ARMYWEB:

 A web resource for the Armyworm Biological Control (ABC) Consortium 

What is ARMYWEB?

ARMYWEB is a web-based resource for the Armyworm Biological Control (ABC) Consortium, a group of researchers and other stakeholders interested in the genetics, ecology and evolution of the African armyworm moth (Spodoptera exempta, Lepidoptera: Noctuidae) and its baculovirus (SpexNPV), and the application of this virus for armyworm biological control.

Members of the Consortium have worked together on a number of related projects since 1996, funded by the Natural Environment Research Council (NERC), the Department for International Development (DFID), US-AID, and other funding bodies.

The most recent project funding comes from the ‘SARID scheme (Sustainable Agriculture for International Development), and is jointly funded by the UK’s BBSRC and DFID.

What is the African armyworm?

The African armyworm moth, Spodoptera exempta is one of the most devastating crop pests in eastern Africa.
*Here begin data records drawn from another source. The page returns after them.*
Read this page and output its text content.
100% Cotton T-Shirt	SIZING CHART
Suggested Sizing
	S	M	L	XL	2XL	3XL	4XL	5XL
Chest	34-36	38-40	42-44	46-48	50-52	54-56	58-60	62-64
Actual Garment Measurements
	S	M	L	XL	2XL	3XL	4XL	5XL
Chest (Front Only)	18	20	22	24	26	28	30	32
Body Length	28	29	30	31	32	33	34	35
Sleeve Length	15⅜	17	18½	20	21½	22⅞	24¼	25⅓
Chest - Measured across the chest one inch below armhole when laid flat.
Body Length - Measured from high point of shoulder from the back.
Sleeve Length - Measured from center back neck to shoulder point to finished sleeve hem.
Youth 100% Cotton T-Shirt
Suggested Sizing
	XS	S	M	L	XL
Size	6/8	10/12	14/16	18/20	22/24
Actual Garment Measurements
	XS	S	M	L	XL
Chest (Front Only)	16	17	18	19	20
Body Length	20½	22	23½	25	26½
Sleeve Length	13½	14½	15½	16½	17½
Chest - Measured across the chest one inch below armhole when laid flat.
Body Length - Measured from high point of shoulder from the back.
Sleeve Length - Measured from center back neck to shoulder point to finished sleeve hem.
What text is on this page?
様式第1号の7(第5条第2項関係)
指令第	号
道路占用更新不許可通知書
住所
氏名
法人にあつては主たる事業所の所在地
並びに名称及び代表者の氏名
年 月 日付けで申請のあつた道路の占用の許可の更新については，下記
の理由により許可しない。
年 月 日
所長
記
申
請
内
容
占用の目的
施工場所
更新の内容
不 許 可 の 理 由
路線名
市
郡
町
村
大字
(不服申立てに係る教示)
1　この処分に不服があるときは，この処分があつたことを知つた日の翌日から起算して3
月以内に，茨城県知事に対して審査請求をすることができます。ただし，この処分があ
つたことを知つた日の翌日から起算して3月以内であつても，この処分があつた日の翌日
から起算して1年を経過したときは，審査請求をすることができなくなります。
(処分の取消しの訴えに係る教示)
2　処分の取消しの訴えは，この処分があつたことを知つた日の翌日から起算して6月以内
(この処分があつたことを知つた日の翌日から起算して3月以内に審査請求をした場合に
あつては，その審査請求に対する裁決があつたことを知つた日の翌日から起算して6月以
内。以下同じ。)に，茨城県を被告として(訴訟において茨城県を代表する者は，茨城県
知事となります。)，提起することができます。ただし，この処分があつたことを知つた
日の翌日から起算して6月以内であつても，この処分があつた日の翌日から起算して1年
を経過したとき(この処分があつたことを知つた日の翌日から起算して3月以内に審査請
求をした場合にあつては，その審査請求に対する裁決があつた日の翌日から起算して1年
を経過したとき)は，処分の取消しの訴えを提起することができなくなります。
It is the caterpillar or larval stage that causes such havoc, voraciously feeding on maize, wheat, sorghum, millet, rice and pasture grasses. 

Armyworm have been reported throughout sub-Saharan Africa, however the vast majority of outbreaks occur in the eastern half of the continent, and especially in Tanzania, Kenya and neighbouring countries.

In East Africa, armyworm outbreaks are considered a serious problem in nine out of ten years (Mushobozi et al. 2005), and in major outbreak years armyworm can affect millions of hectares, causing massive losses to staple grain crops, as well as more widespread damage to pasture and livestock production (Rose et al. 2000).
armyworm

Like the infamous desert locust, the African armyworm has such a major impact because it is so highly migratory and the location, timing and magnitude of its outbreaks are difficult to predict.

During the long dry season (c. May to September), armyworms occur at very low densities in coastal regions, and other areas where green vegetation is available all year round.

The first outbreaks of the season occur when moths from these low-density populations are concentrated by the convective winds associated with the first rainstorm of the short rains in October-December. These first outbreaks generally occur in identified primary (10) outbreak areas in Tanzania and Kenya. They then spread sequentially across the continent at roughly monthly intervals over a period of 5-8 months, as successive generations of adult moths migrate on the prevailing winds and initiate new high-density larval outbreak cycles (Figure 1).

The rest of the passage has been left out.